One language dies every 14 days. By the next century nearly half of the roughly 7,000 languages spoken on Earth will likely disappear, as communities abandon native tongues in favor of English, Mandarin, or Spanish. What is lost when a language goes silent?
“I speak it inside my heart”
Johnny Hill, Jr.
Johnny Hill, Jr., of Parker, Arizona, is one of the last speakers of Chemehuevi, an endangered Native American language: “It’s like a bird losing feathers. You see one float by, and there it goes—another word gone.”
“We are still here.”
— Maxine Wildcat Barnett (left)
and Josephine Wildcat Bigler
Maxine Wildcat Barnett (at left) and Josephine Wildcat Bigler say their grandmother always demanded that they speak their native language. “As long as you live in my house,” she said, “you speak Euchee!” Here the Wildcat sisters visit their grandmother’s grave in a cemetery behind Pickett Chapel, a Methodist church in Sapulpa, Oklahoma.
“I don’t want to see this language die out.”
— K’asa Henry Washburn
K’asa Henry Washburn, 86, is one of only four fluent speakers of Euchee left. Every day he drives ten miles from his home in West Tulsa to the Euchee Language House, where children are learning their native tongue. As a result, Euchee students sometimes get in trouble again for speaking their ancestral language in school. Richard Grounds, director of the project, calls him a “living dictionary.”
“My mother’s mother has been here before.”
— Melodie George-Moore
Melodie George-Moore was discouraged from speaking her tribal language while growing up. “Why learn Hupa? Everyone who speaks it is dead.” But she sensed her destiny was tied to learning the Hupa language, and so she has learned it well enough to fulfill her role as a medicine woman. Moore believes that answers to the troubles faced by her tribe may be found in the stories of her ancestors.
“The white language doesn’t go deep enough.”
— Charlie “Red Hawk” Thom
Charlie “Red Hawk” Thom is a medicine man and ceremonial leader. He says that English goes in one ear and out the other: it never touches the heart. Karuk, he says, begins in the heart and moves to the mind. To say you love something, you say ick-ship-eee-mihni. “This is serious,” he says. “If you tell a woman eee-mihni then, well, you’d better be ready to marry her.”
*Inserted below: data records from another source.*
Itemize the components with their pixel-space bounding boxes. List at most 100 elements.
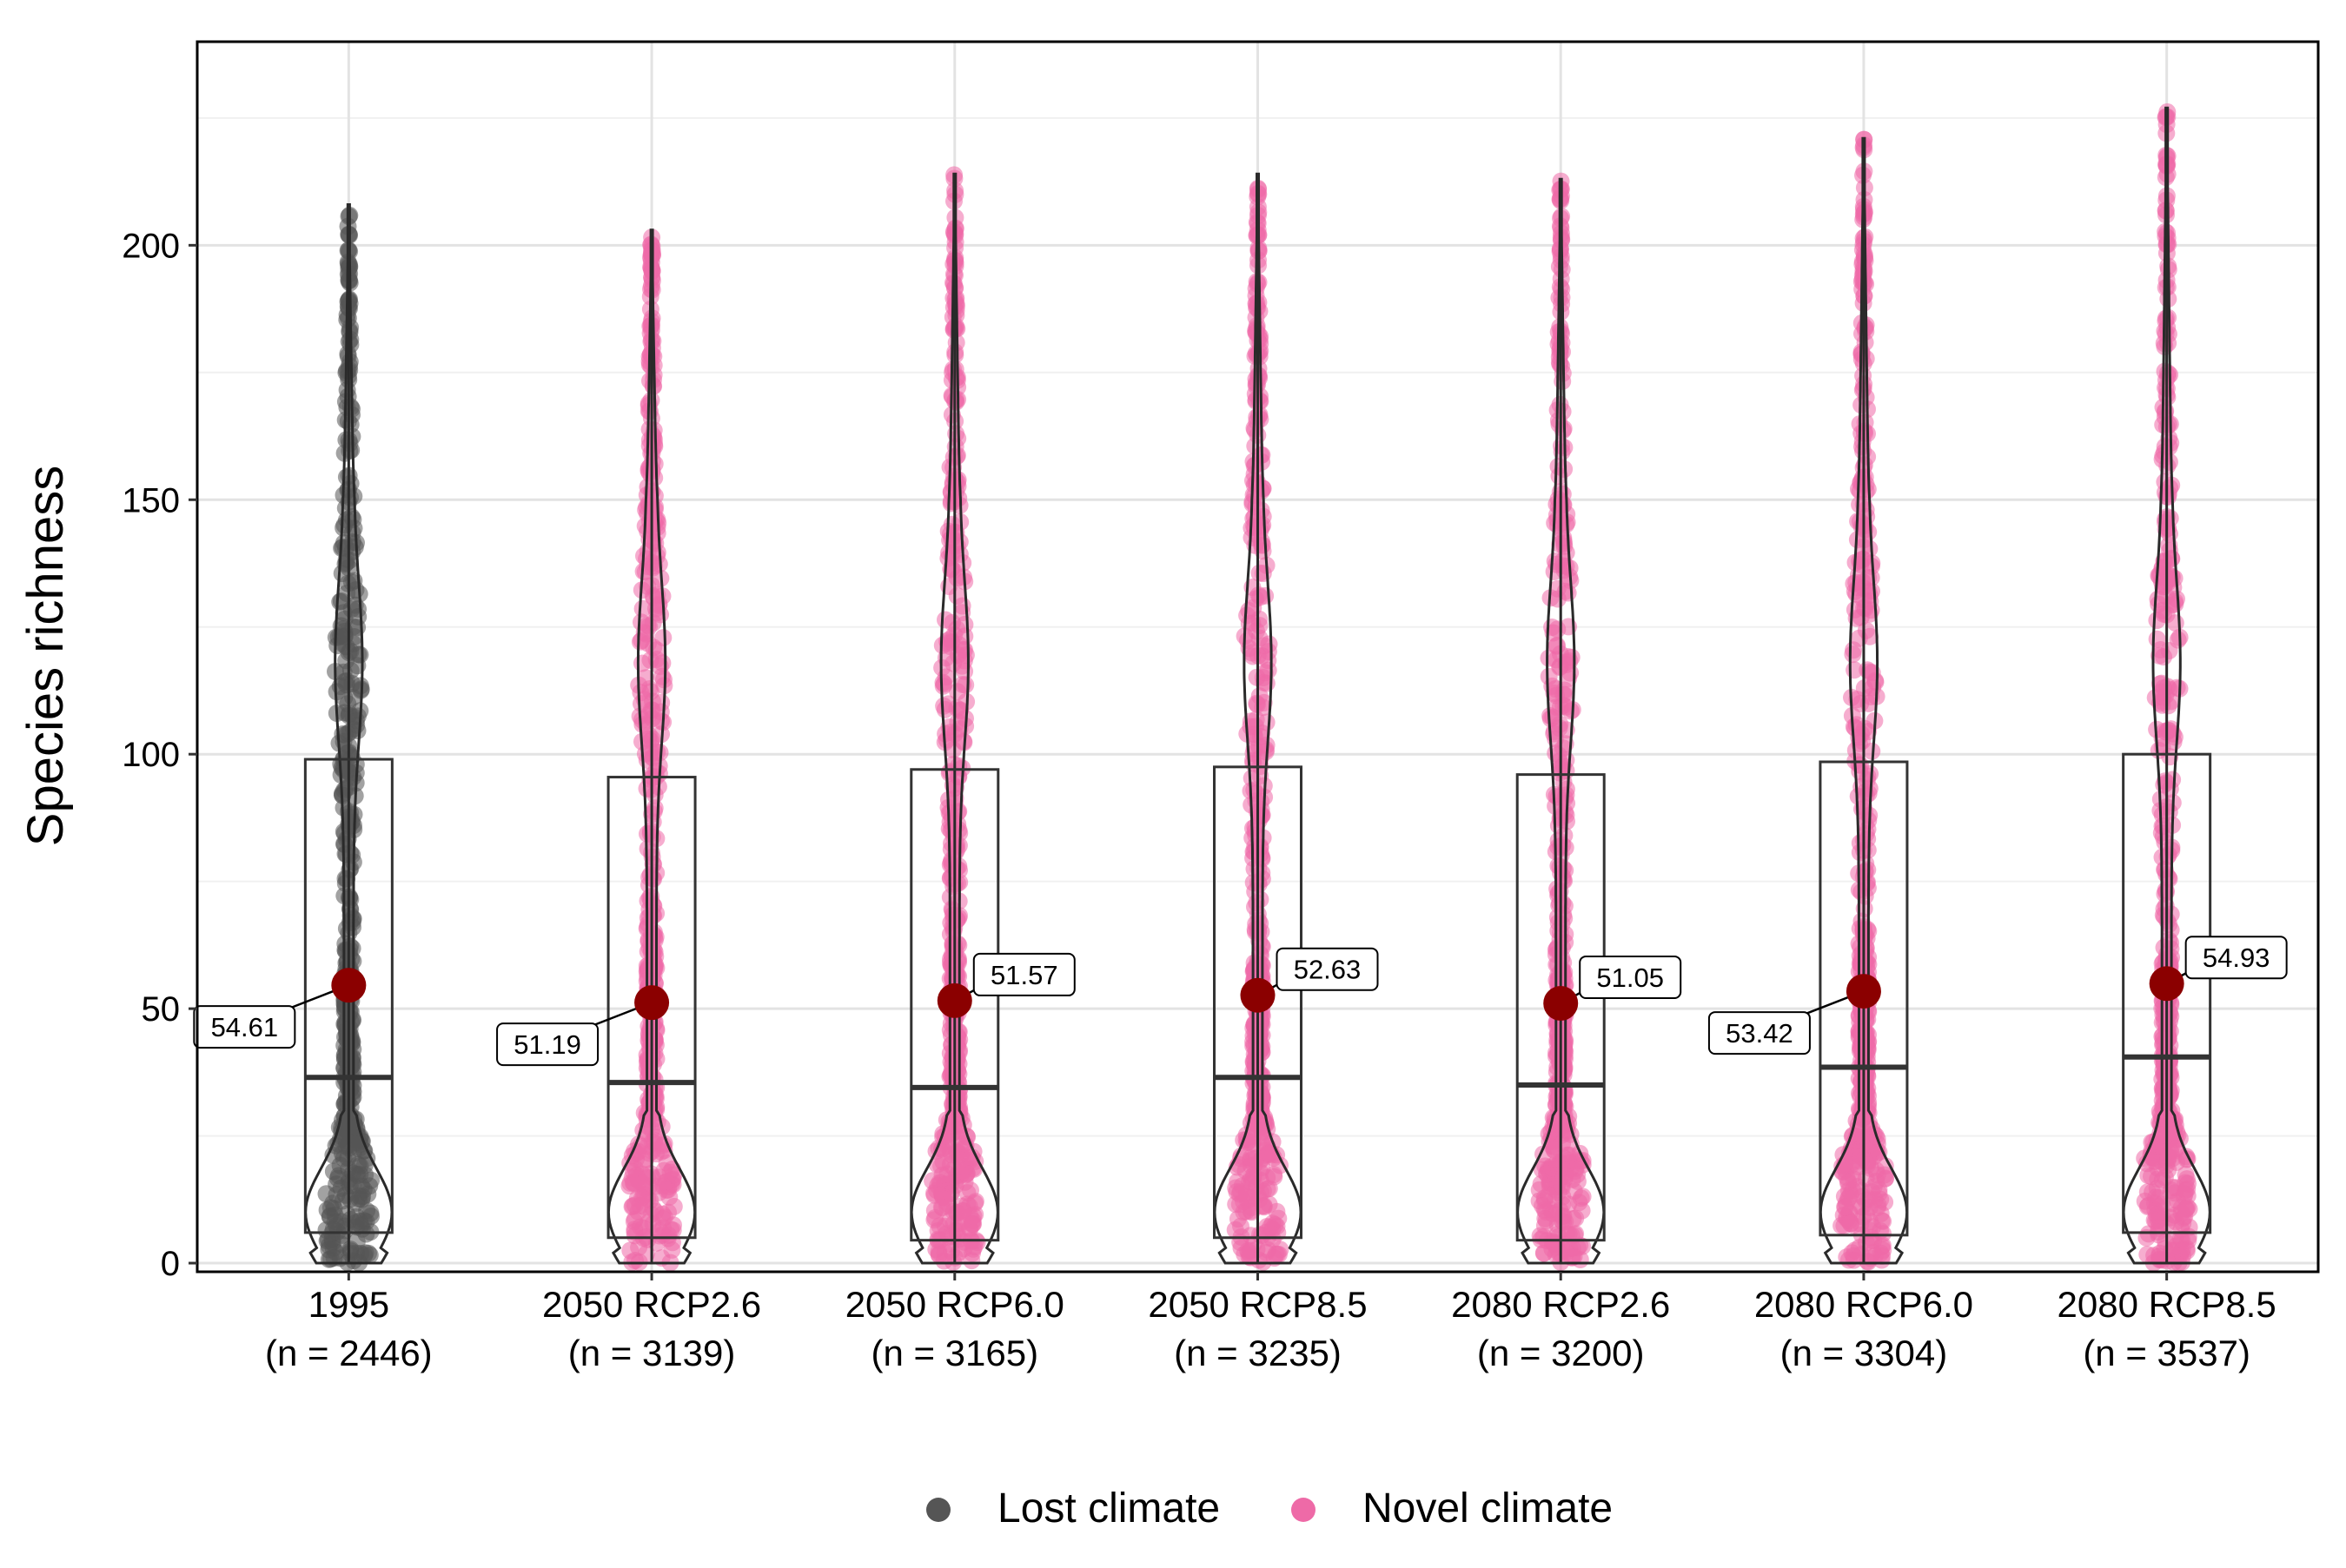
jitter-point — [956, 615, 974, 633]
jitter-point — [1253, 806, 1271, 824]
violin-2080-rcp8-5 — [2122, 103, 2211, 1272]
jitter-point — [2149, 1159, 2167, 1177]
jitter-point — [2159, 1080, 2177, 1098]
jitter-point — [633, 654, 651, 672]
jitter-point — [958, 1165, 976, 1182]
jitter-point — [342, 441, 361, 460]
jitter-point — [336, 875, 355, 892]
legend: Lost climate Novel climate — [926, 1485, 1613, 1532]
jitter-point — [1839, 1251, 1858, 1269]
mean-label: 51.19 — [514, 1029, 581, 1060]
jitter-point — [335, 704, 354, 722]
jitter-point — [2167, 1213, 2185, 1231]
jitter-point — [2169, 1126, 2187, 1144]
jitter-point — [1265, 1168, 1283, 1186]
x-tick-label: 2050 RCP8.5 — [1148, 1284, 1367, 1325]
mean-annotation: 54.61 — [193, 968, 367, 1049]
legend-key — [926, 1498, 951, 1522]
x-tick-count-label: (n = 3235) — [1174, 1333, 1342, 1373]
jitter-point — [947, 368, 965, 387]
jitter-point — [1251, 839, 1269, 857]
jitter-point — [956, 641, 974, 659]
label-box — [193, 1005, 296, 1049]
jitter-point — [1256, 664, 1274, 682]
box-iqr — [1819, 760, 1909, 1237]
x-tick-label: 1995 — [308, 1284, 389, 1325]
jitter-point — [1868, 1166, 1886, 1184]
violin-outline — [1213, 172, 1302, 1265]
jitter-point — [335, 622, 354, 640]
jitter-point — [1554, 1054, 1572, 1072]
jitter-point — [1243, 1135, 1261, 1153]
mean-point — [331, 968, 367, 1003]
mean-annotation: 53.42 — [1707, 974, 1881, 1055]
jitter-point — [652, 712, 670, 731]
jitter-point — [2155, 900, 2173, 918]
box-iqr — [2122, 752, 2212, 1234]
jitter-point — [633, 632, 651, 650]
jitter-point — [2159, 697, 2177, 715]
jitter-point — [941, 1155, 959, 1174]
mean-point — [937, 982, 972, 1018]
jitter-point — [646, 931, 664, 949]
jitter-point — [348, 1233, 366, 1251]
mean-point — [2149, 966, 2184, 1002]
jitter-point — [2179, 1174, 2197, 1193]
jitter-point — [925, 1211, 944, 1229]
jitter-point — [640, 908, 659, 925]
jitter-point — [1852, 883, 1871, 901]
jitter-point — [941, 630, 959, 648]
jitter-point — [1861, 627, 1879, 645]
box-iqr — [1213, 765, 1302, 1240]
x-tick-count-label: (n = 3165) — [871, 1333, 1038, 1373]
x-tick-count-label: (n = 2446) — [265, 1333, 433, 1373]
violin-1995 — [304, 203, 394, 1272]
mean-annotation: 51.57 — [937, 952, 1076, 1018]
jitter-point — [335, 672, 354, 691]
label-box — [1707, 1011, 1811, 1055]
mean-label: 52.63 — [1294, 955, 1362, 985]
mean-point — [1846, 974, 1881, 1009]
jitter-point — [1836, 1198, 1854, 1216]
jitter-point — [1269, 1209, 1288, 1227]
jitter-point — [338, 511, 355, 529]
jitter-point — [1259, 1144, 1277, 1162]
jitter-point — [646, 799, 664, 817]
x-tick-count-label: (n = 3200) — [1477, 1333, 1645, 1373]
jitter-point — [626, 1227, 644, 1245]
jitter-point — [646, 534, 665, 552]
jitter-point — [633, 715, 652, 733]
jitter-point — [351, 1135, 369, 1154]
y-tick-label: 50 — [142, 990, 181, 1029]
violin-outline — [910, 172, 999, 1265]
jitter-point — [2160, 642, 2178, 659]
jitter-point — [957, 676, 975, 694]
jitter-point — [640, 618, 659, 635]
jitter-point — [949, 477, 967, 495]
jitter-point — [639, 840, 657, 858]
mean-annotation: 51.19 — [496, 985, 670, 1067]
jitter-point — [953, 597, 971, 615]
jitter-point — [633, 1155, 652, 1173]
jitter-point — [936, 1244, 954, 1262]
jitter-point — [1534, 1197, 1552, 1214]
jitter-point — [2173, 1241, 2191, 1259]
jitter-point — [1568, 1172, 1587, 1190]
jitter-point — [1573, 1201, 1591, 1220]
mean-label: 51.05 — [1596, 963, 1664, 993]
jitter-point — [1858, 953, 1876, 971]
jitter-point — [331, 592, 349, 611]
jitter-point — [1852, 1088, 1870, 1105]
jitter-point — [640, 494, 658, 513]
jitter-point — [628, 1189, 646, 1207]
boxplot — [2122, 108, 2212, 1264]
jitter-point — [966, 1194, 984, 1212]
jitter-point — [629, 1169, 646, 1188]
boxplot — [1515, 179, 1606, 1264]
jitter-point — [1246, 822, 1264, 840]
jitter-point — [355, 1212, 373, 1230]
jitter-point — [1531, 1227, 1549, 1245]
jitter-point — [1554, 1135, 1571, 1153]
jitter-point — [1257, 713, 1276, 731]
“This mountain has my heart.”
— Caleen Sisk
Caleen Sisk is the spiritual leader and the tribal chief of the Winnemem Wintu tribe—and a last speaker of the language that sustains her people’s identity. For a hundred years, the tribe has been fighting with the U.S. government over its territory along the McCloud River, abutting Mount Shasta, which they consider their birthplace. Loss of land and loss of language are connected, says Sisk. “This land is our church.”
“It’d be nice if we could all sit down and talk our language.”
— Ramona Dick
Ramona Dick refused to be sent off as a child to the Stewart Indian School near Carson City, where students were required to speak only English.
— Herman Holbrook
Herman Holbrook struggled to hold onto his Washoe words until his death in September of last year. As he wandered in the Pine Nut Mountains, where his ancestors had walked for thousands of years, Holbrook explained what the place meant to him: Dik’ Ma:sh di ma:sh, or my pine nut lands, my face.